Have you ever noticed that strawberries look like little hearts? Well, that's just God's way of reminding you they are good for your heart!  Super cheesy, but I like it! And it's true - one study found strawberries reduced makers of cardiovascular disease, including cholesterol and clotting proteins in people with metabolic syndrome.
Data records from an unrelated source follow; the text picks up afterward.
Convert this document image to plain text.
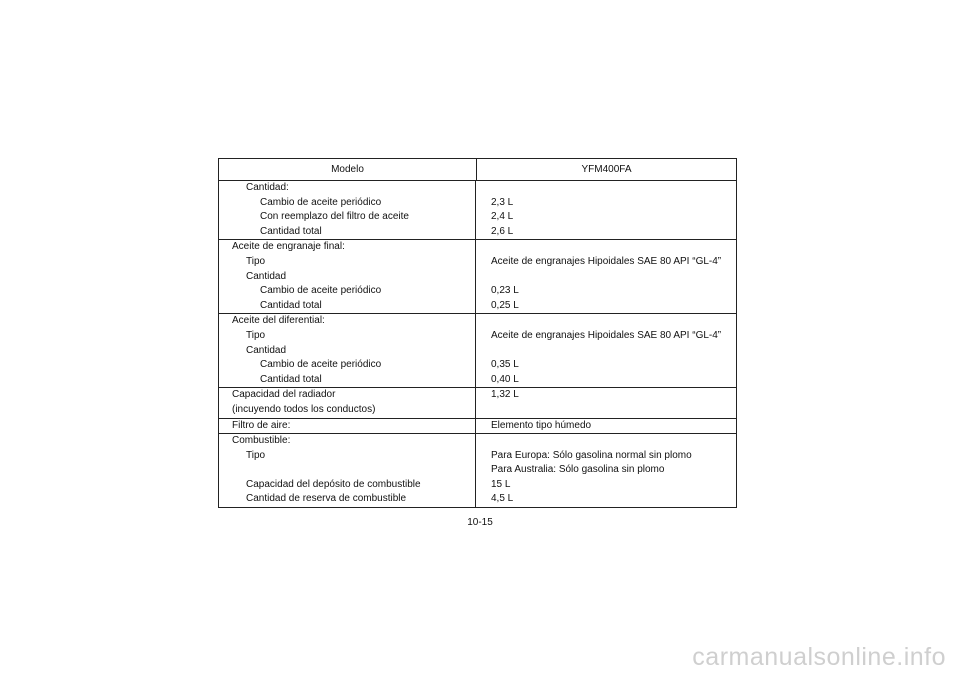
Modelo	YFM400FA
Cantidad:
Cambio de aceite periódico	2,3 L
Con reemplazo del filtro de aceite	2,4 L
Cantidad total	2,6 L
Aceite de engranaje final:
Tipo	Aceite de engranajes Hipoidales SAE 80 API “GL-4”
Cantidad
Cambio de aceite periódico	0,23 L
Cantidad total	0,25 L
Aceite del diferential:
Tipo	Aceite de engranajes Hipoidales SAE 80 API “GL-4”
Cantidad
Cambio de aceite periódico	0,35 L
Cantidad total	0,40 L
Capacidad del radiador	1,32 L
(incuyendo todos los conductos)
Filtro de aire:	Elemento tipo húmedo
Combustible:
Tipo	Para Europa: Sólo gasolina normal sin plomo
Para Australia: Sólo gasolina sin plomo
Capacidad del depósito de combustible	15 L
Cantidad de reserva de combustible	4,5 L
10-15
carmanualsonline.info
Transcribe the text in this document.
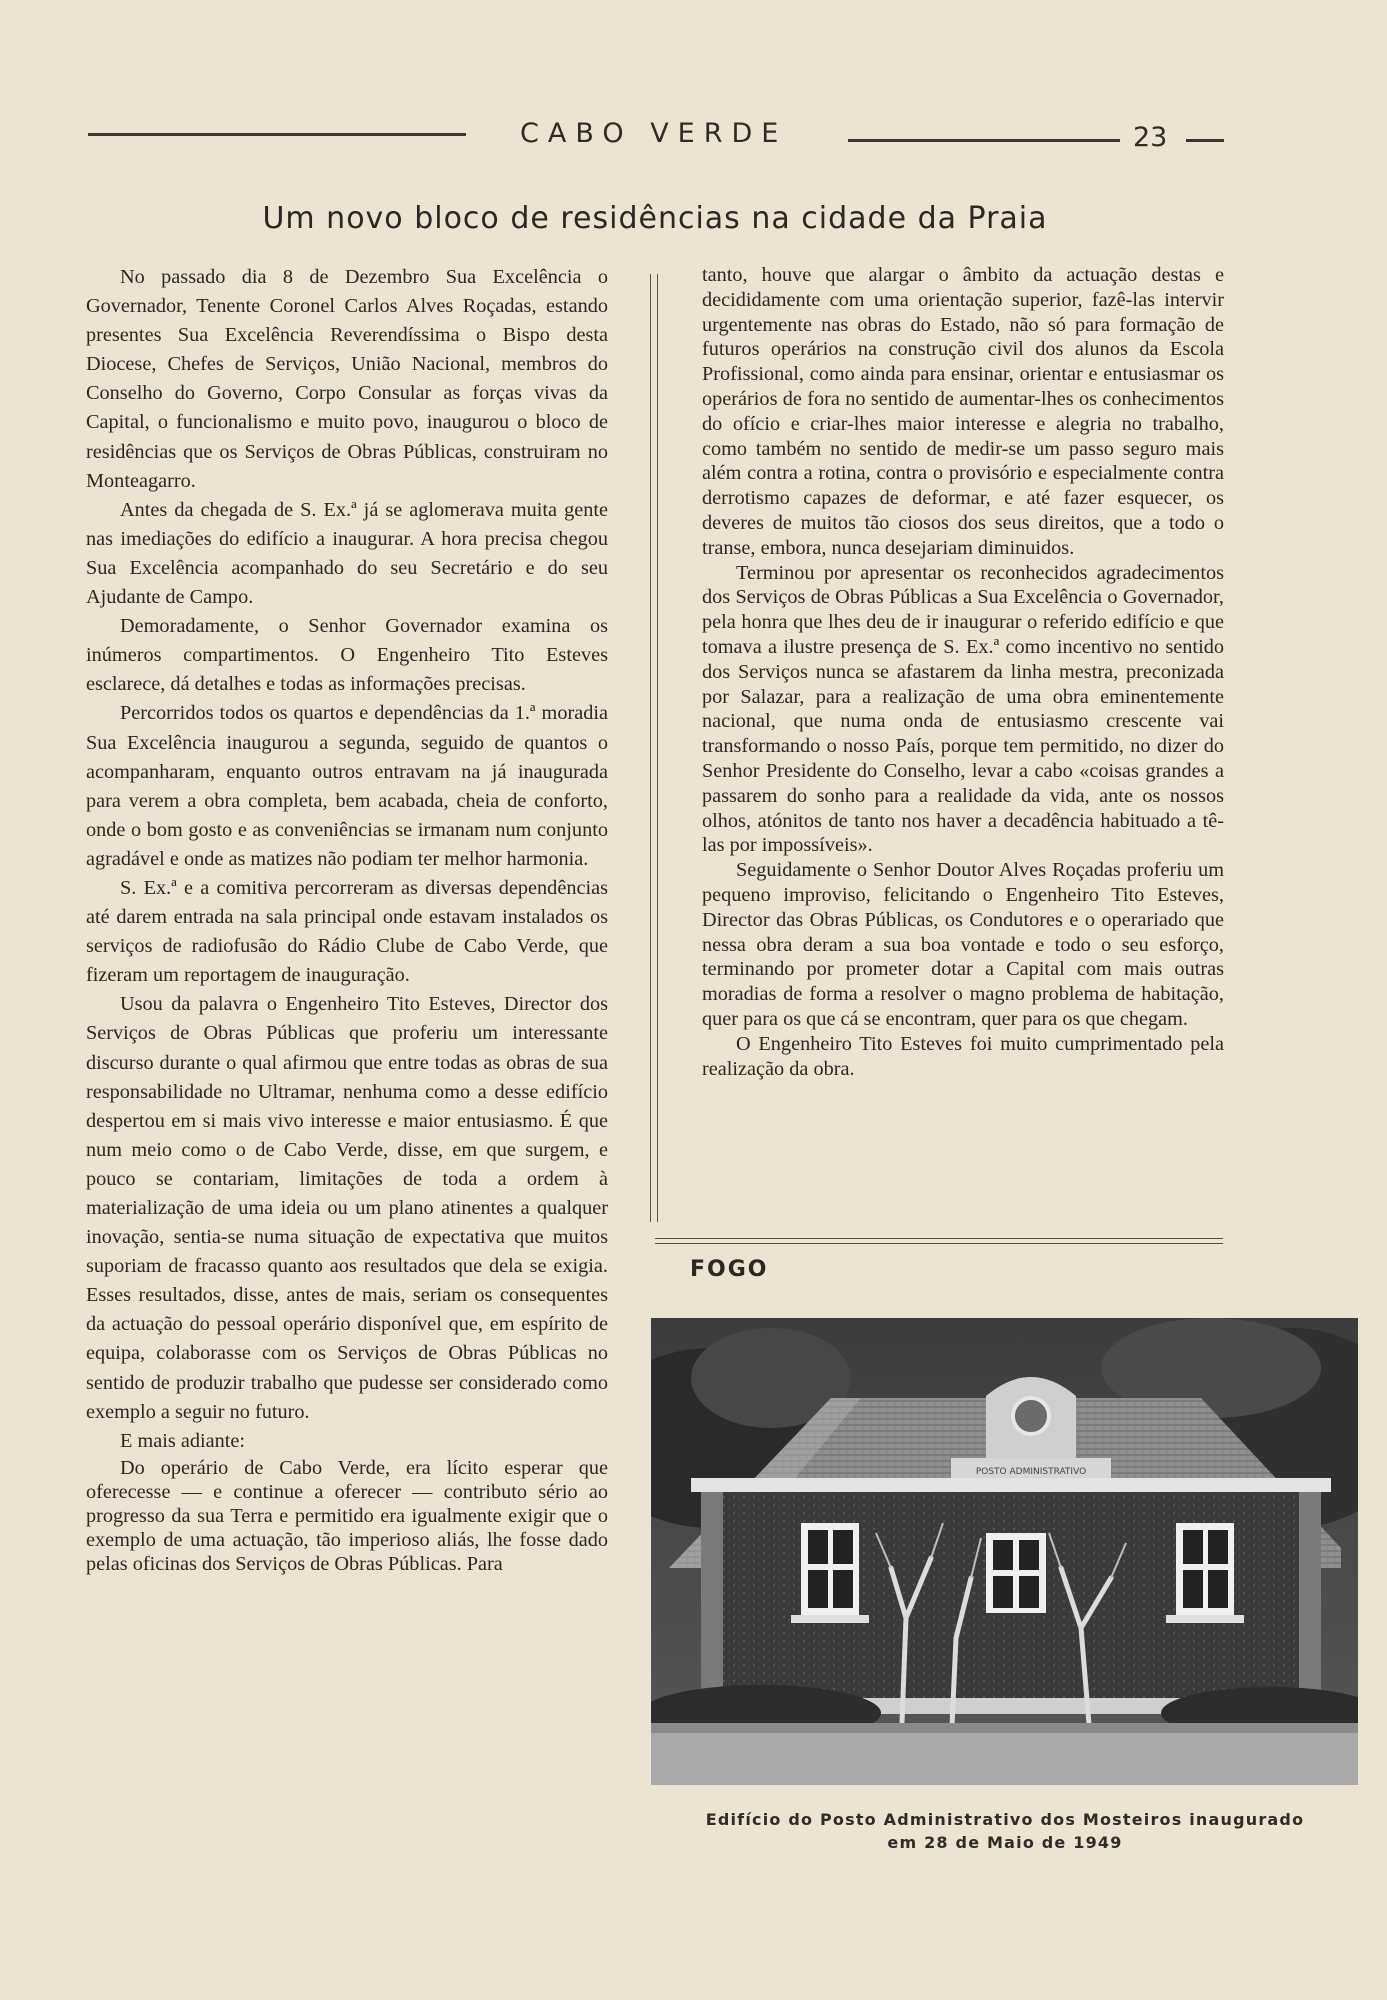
CABO VERDE	23
Um novo bloco de residências na cidade da Praia

No passado dia 8 de Dezembro Sua Excelência o Governador, Tenente Coronel Carlos Alves Roçadas, estando presentes Sua Excelência Reverendíssima o Bispo desta Diocese, Chefes de Serviços, União Nacional, membros do Conselho do Governo, Corpo Consular as forças vivas da Capital, o funcionalismo e muito povo, inaugurou o bloco de residências que os Serviços de Obras Públicas, construiram no Monteagarro.

Antes da chegada de S. Ex.ª já se aglomerava muita gente nas imediações do edifício a inaugurar. A hora precisa chegou Sua Excelência acompanhado do seu Secretário e do seu Ajudante de Campo.

Demoradamente, o Senhor Governador examina os inúmeros compartimentos. O Engenheiro Tito Esteves esclarece, dá detalhes e todas as informações precisas.

Percorridos todos os quartos e dependências da 1.ª moradia Sua Excelência inaugurou a segunda, seguido de quantos o acompanharam, enquanto outros entravam na já inaugurada para verem a obra completa, bem acabada, cheia de conforto, onde o bom gosto e as conveniências se irmanam num conjunto agradável e onde as matizes não podiam ter melhor harmonia.

S. Ex.ª e a comitiva percorreram as diversas dependências até darem entrada na sala principal onde estavam instalados os serviços de radiofusão do Rádio Clube de Cabo Verde, que fizeram um reportagem de inauguração.

Usou da palavra o Engenheiro Tito Esteves, Director dos Serviços de Obras Públicas que proferiu um interessante discurso durante o qual afirmou que entre todas as obras de sua responsabilidade no Ultramar, nenhuma como a desse edifício despertou em si mais vivo interesse e maior entusiasmo. É que num meio como o de Cabo Verde, disse, em que surgem, e pouco se contariam, limitações de toda a ordem à materialização de uma ideia ou um plano atinentes a qualquer inovação, sentia-se numa situação de expectativa que muitos suporiam de fracasso quanto aos resultados que dela se exigia. Esses resultados, disse, antes de mais, seriam os consequentes da actuação do pessoal operário disponível que, em espírito de equipa, colaborasse com os Serviços de Obras Públicas no sentido de produzir trabalho que pudesse ser considerado como exemplo a seguir no futuro.

E mais adiante:

Do operário de Cabo Verde, era lícito esperar que oferecesse — e continue a oferecer — contributo sério ao progresso da sua Terra e permitido era igualmente exigir que o exemplo de uma actuação, tão imperioso aliás, lhe fosse dado pelas oficinas dos Serviços de Obras Públicas. Para

tanto, houve que alargar o âmbito da actuação destas e decididamente com uma orientação superior, fazê-las intervir urgentemente nas obras do Estado, não só para formação de futuros operários na construção civil dos alunos da Escola Profissional, como ainda para ensinar, orientar e entusiasmar os operários de fora no sentido de aumentar-lhes os conhecimentos do ofício e criar-lhes maior interesse e alegria no trabalho, como também no sentido de medir-se um passo seguro mais além contra a rotina, contra o provisório e especialmente contra derrotismo capazes de deformar, e até fazer esquecer, os deveres de muitos tão ciosos dos seus direitos, que a todo o transe, embora, nunca desejariam diminuidos.

Terminou por apresentar os reconhecidos agradecimentos dos Serviços de Obras Públicas a Sua Excelência o Governador, pela honra que lhes deu de ir inaugurar o referido edifício e que tomava a ilustre presença de S. Ex.ª como incentivo no sentido dos Serviços nunca se afastarem da linha mestra, preconizada por Salazar, para a realização de uma obra eminentemente nacional, que numa onda de entusiasmo crescente vai transformando o nosso País, porque tem permitido, no dizer do Senhor Presidente do Conselho, levar a cabo «coisas grandes a passarem do sonho para a realidade da vida, ante os nossos olhos, atónitos de tanto nos haver a decadência habituado a tê-las por impossíveis».

Seguidamente o Senhor Doutor Alves Roçadas proferiu um pequeno improviso, felicitando o Engenheiro Tito Esteves, Director das Obras Públicas, os Condutores e o operariado que nessa obra deram a sua boa vontade e todo o seu esforço, terminando por prometer dotar a Capital com mais outras moradias de forma a resolver o magno problema de habitação, quer para os que cá se encontram, quer para os que chegam.

O Engenheiro Tito Esteves foi muito cumprimentado pela realização da obra.

FOGO
POSTO ADMINISTRATIVO
Edifício do Posto Administrativo dos Mosteiros inaugurado
em 28 de Maio de 1949
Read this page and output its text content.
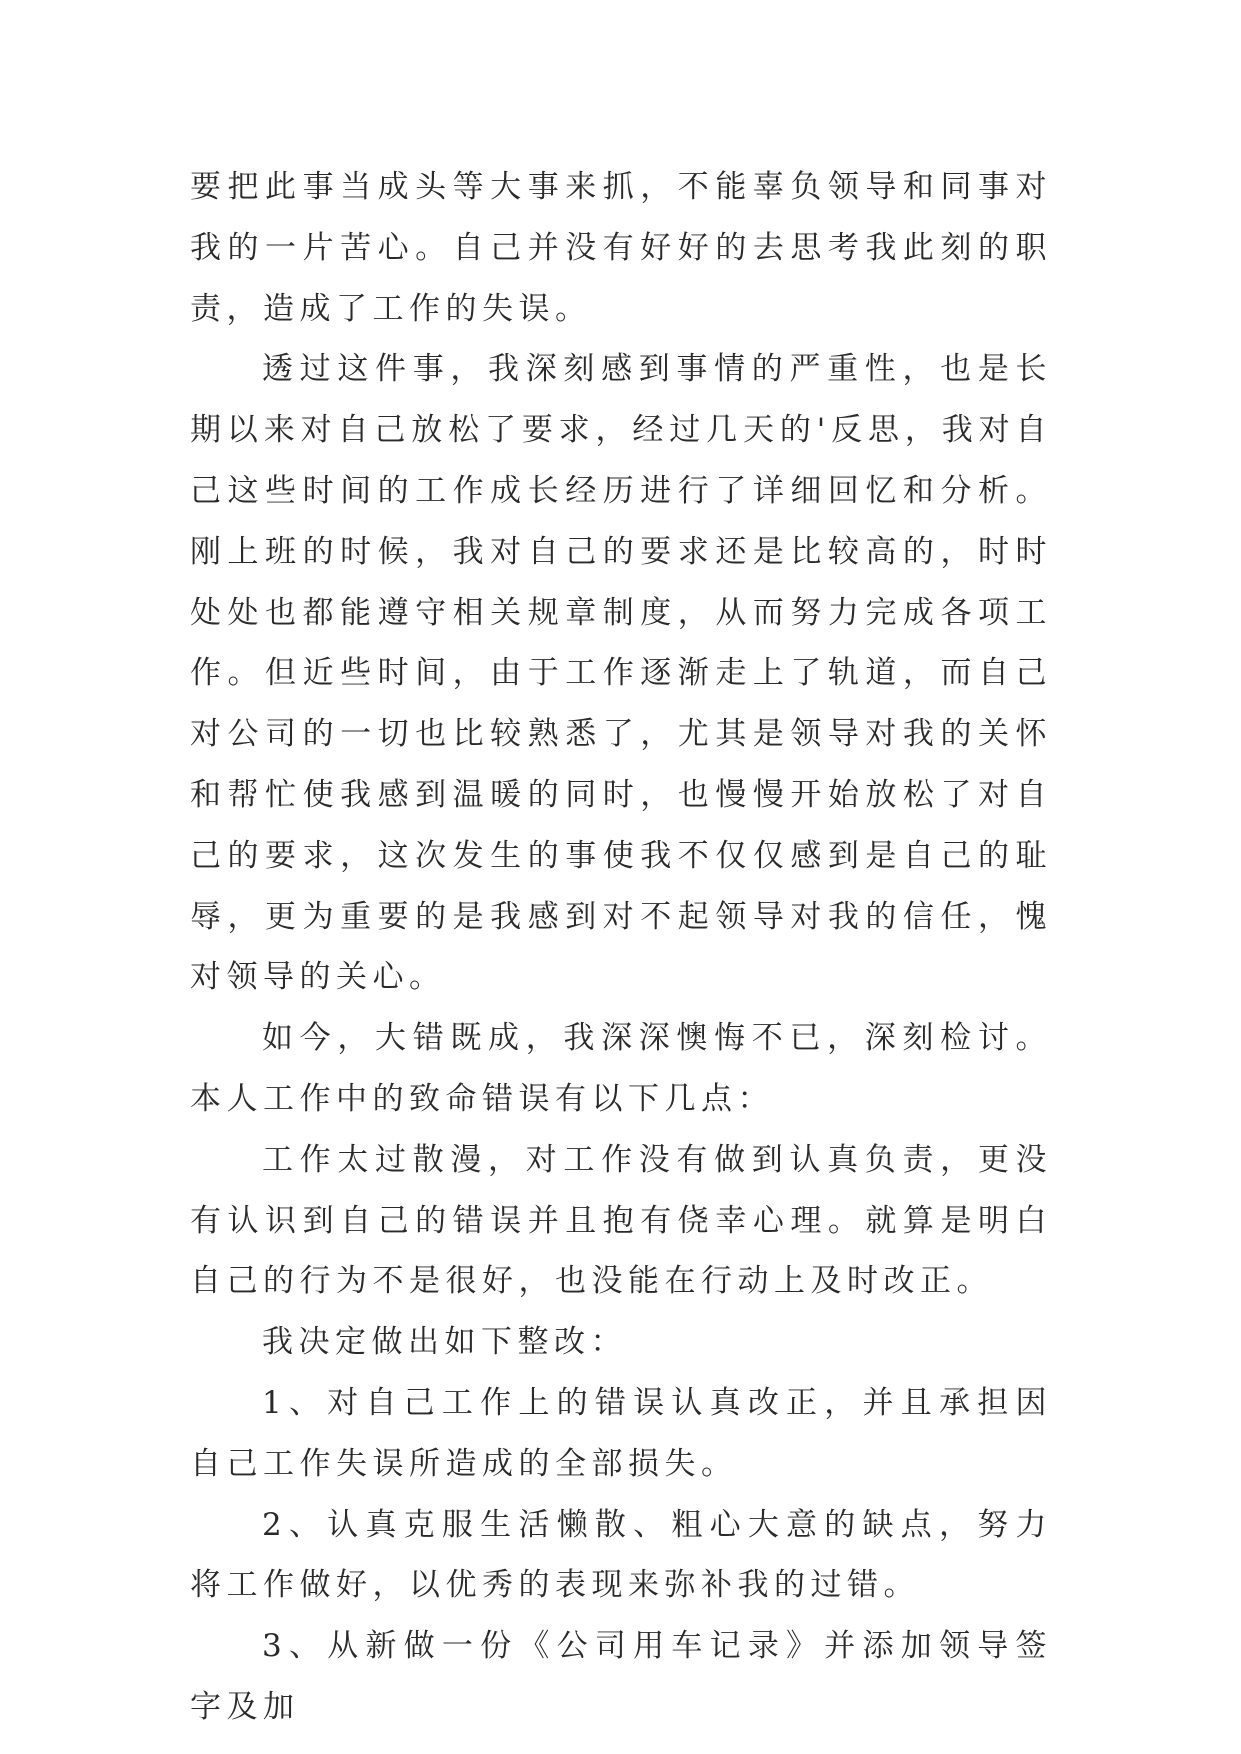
要把此事当成头等大事来抓，不能辜负领导和同事对我的一片苦心。自己并没有好好的去思考我此刻的职责，造成了工作的失误。

透过这件事，我深刻感到事情的严重性，也是长期以来对自己放松了要求，经过几天的'反思，我对自己这些时间的工作成长经历进行了详细回忆和分析。刚上班的时候，我对自己的要求还是比较高的，时时处处也都能遵守相关规章制度，从而努力完成各项工作。但近些时间，由于工作逐渐走上了轨道，而自己对公司的一切也比较熟悉了，尤其是领导对我的关怀和帮忙使我感到温暖的同时，也慢慢开始放松了对自己的要求，这次发生的事使我不仅仅感到是自己的耻辱，更为重要的是我感到对不起领导对我的信任，愧对领导的关心。

如今，大错既成，我深深懊悔不已，深刻检讨。本人工作中的致命错误有以下几点：

工作太过散漫，对工作没有做到认真负责，更没有认识到自己的错误并且抱有侥幸心理。就算是明白自己的行为不是很好，也没能在行动上及时改正。

我决定做出如下整改：

1、对自己工作上的错误认真改正，并且承担因自己工作失误所造成的全部损失。

2、认真克服生活懒散、粗心大意的缺点，努力将工作做好，以优秀的表现来弥补我的过错。

3、从新做一份《公司用车记录》并添加领导签字及加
Berries are the most nutrient-dense type of fruit and compared to all other berries, strawberries are the fourth highest in antioxidant capacity. Basically, they're the nutrition version of being top 10% of your class at Harvard. Strawberries are an excellent source of vitamin C, a nutrient associated with a lower risk of heart disease and improved immune function. One cup of strawberries contains 150% your daily needs of vitamin C, which is more than an orange, the food we usually associate with vitamin C.

Roasted Strawberry and Coconut Popsicles
Author: Rachael Hartley, RD, LD, CDE
Serves: depends on popsicle mold size, but about 10
Adapted from Joy the Baker
  • 1/3 cup unsweetened shredded coconut
  • 1 lb fresh strawberries, hulled
  • 1 teaspoon coconut oil, melted
  • 2 tablespoons chia seeds
  • 2 tablespoons honey
  • Juice of 1 lime, divided
  • 1 15-ounce can full fat coconut milk
  • 1 teaspoon vanilla extract
  1. Place a rack in the upper 1/3rd of the oven and preheat it to 350 degrees. Spread the coconut evenly on a baking sheet and toast for about 3-5 minutes until golden. You may want to give it a good stir halfway so it doesn’t burn on one side.
  2. Place the strawberries on a baking sheet and toss with the coconut oil. Roast until soft and juicy looking, about 18-20 minutes. Remove from the oven and transfer to a food processor. Add chia seeds, 1 tablespoon of honey and juice of half the lime. Blend until pureed.
  3. In a small bowl, stir together the coconut milk, lime juice, 1 tablespoon honey and vanilla extract. Stir the toasted coconut into the milk.
  4. Divide the strawberry into the popsicle molds, filling halfway. Freeze for one hour until firm. Remove from freezer and top with coconut milk mixture and add popsicle stick. Place back in the freezer and chill overnight or 6 hours.
  5. Before eating, run briefly under hot water to loosen the mold. Make 60 more to last you till fall.